На мои дерзкие слова страшная бабка ни капли не обиделась, хотя я и явно ее провоцировал. Мне вдруг на ум пришла одна мыслишка, которую я решил проверить сразу же, так сказать, не отходя от кассы.
— Сам же видишь, — она указала на полицейских, — опричники по твою душонку пришли уже. Убила тех двоих я, а думают на тебя. Стало быть, обречен ты, Григорий, мне повиноваться.
«Значит, убить она меня сейчас не может, — сделал я мысленный вывод, — потому и резину тянет».
И действительно, что ей мешало меня, как Женьку и Семена, просто прихлопнуть? Но вместо этого она начала торговаться, выходит, здесь она не врет. Время вышло, и, просто убив меня, силой покойницы Варвары она уже не овладеет.

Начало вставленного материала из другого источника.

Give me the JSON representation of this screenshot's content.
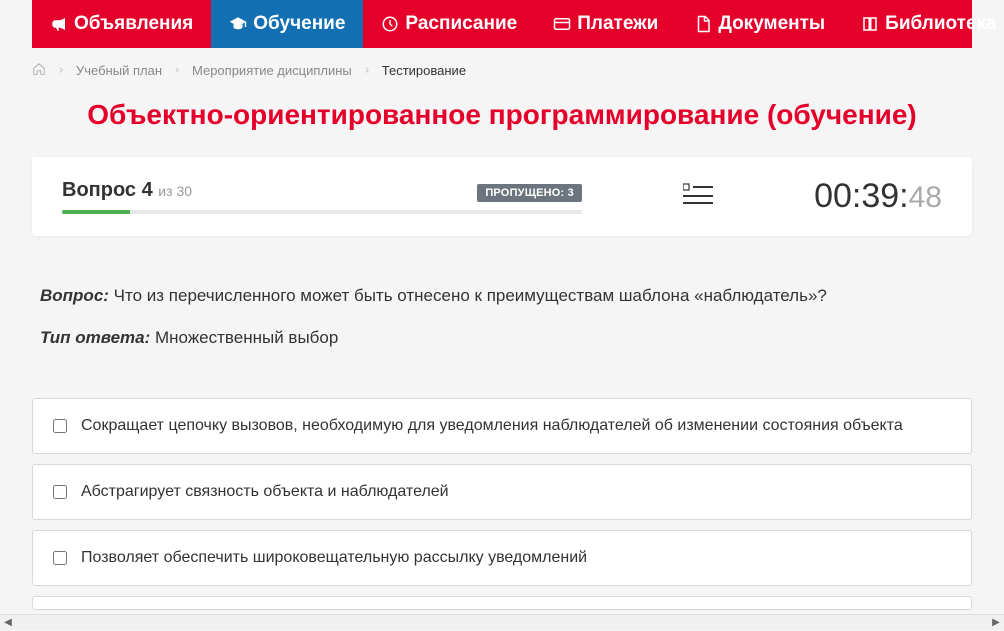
{
  "nav": {
    "items": [
      {
        "label": "Объявления",
        "icon": "megaphone"
      },
      {
        "label": "Обучение",
        "icon": "graduation",
        "active": true
      },
      {
        "label": "Расписание",
        "icon": "clock"
      },
      {
        "label": "Платежи",
        "icon": "card"
      },
      {
        "label": "Документы",
        "icon": "doc"
      },
      {
        "label": "Библиотека",
        "icon": "book",
        "chevron": true
      }
    ]
  },
  "breadcrumb": {
    "items": [
      {
        "label": "Учебный план"
      },
      {
        "label": "Мероприятие дисциплины"
      },
      {
        "label": "Тестирование",
        "current": true
      }
    ]
  },
  "title": "Объектно-ориентированное программирование (обучение)",
  "progress": {
    "question_word": "Вопрос",
    "current": "4",
    "of_word": "из",
    "total": "30",
    "skipped_label": "ПРОПУЩЕНО: 3",
    "percent": 13
  },
  "timer": {
    "mm": "00",
    "ss": "39",
    "cs": "48"
  },
  "question": {
    "label": "Вопрос:",
    "text": "Что из перечисленного может быть отнесено к преимуществам шаблона «наблюдатель»?",
    "answer_type_label": "Тип ответа:",
    "answer_type": "Множественный выбор",
    "options": [
      "Сокращает цепочку вызовов, необходимую для уведомления наблюдателей об изменении состояния объекта",
      "Абстрагирует связность объекта и наблюдателей",
      "Позволяет обеспечить широковещательную рассылку уведомлений"
    ]
  }
}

Что ж, с этого можно и гешефт какой-никакой выторговать, именно этого я и добивался своей игрой.
— Так я и не против, эмм… Как вас, кстати, величать?
— Радмила я.
Внучка, стало быть, вспомнил я. А Варвара Петровна мне советовала остерегаться правнучки. Тут у меня даже по астральной спине холодок пробежал. Если уж эта бабища настолько жуткая, что же меня ждет, коли я со второй такой душевнобольной столкнусь лицом к лицу? Как там ее звали… Пелагея, кажется?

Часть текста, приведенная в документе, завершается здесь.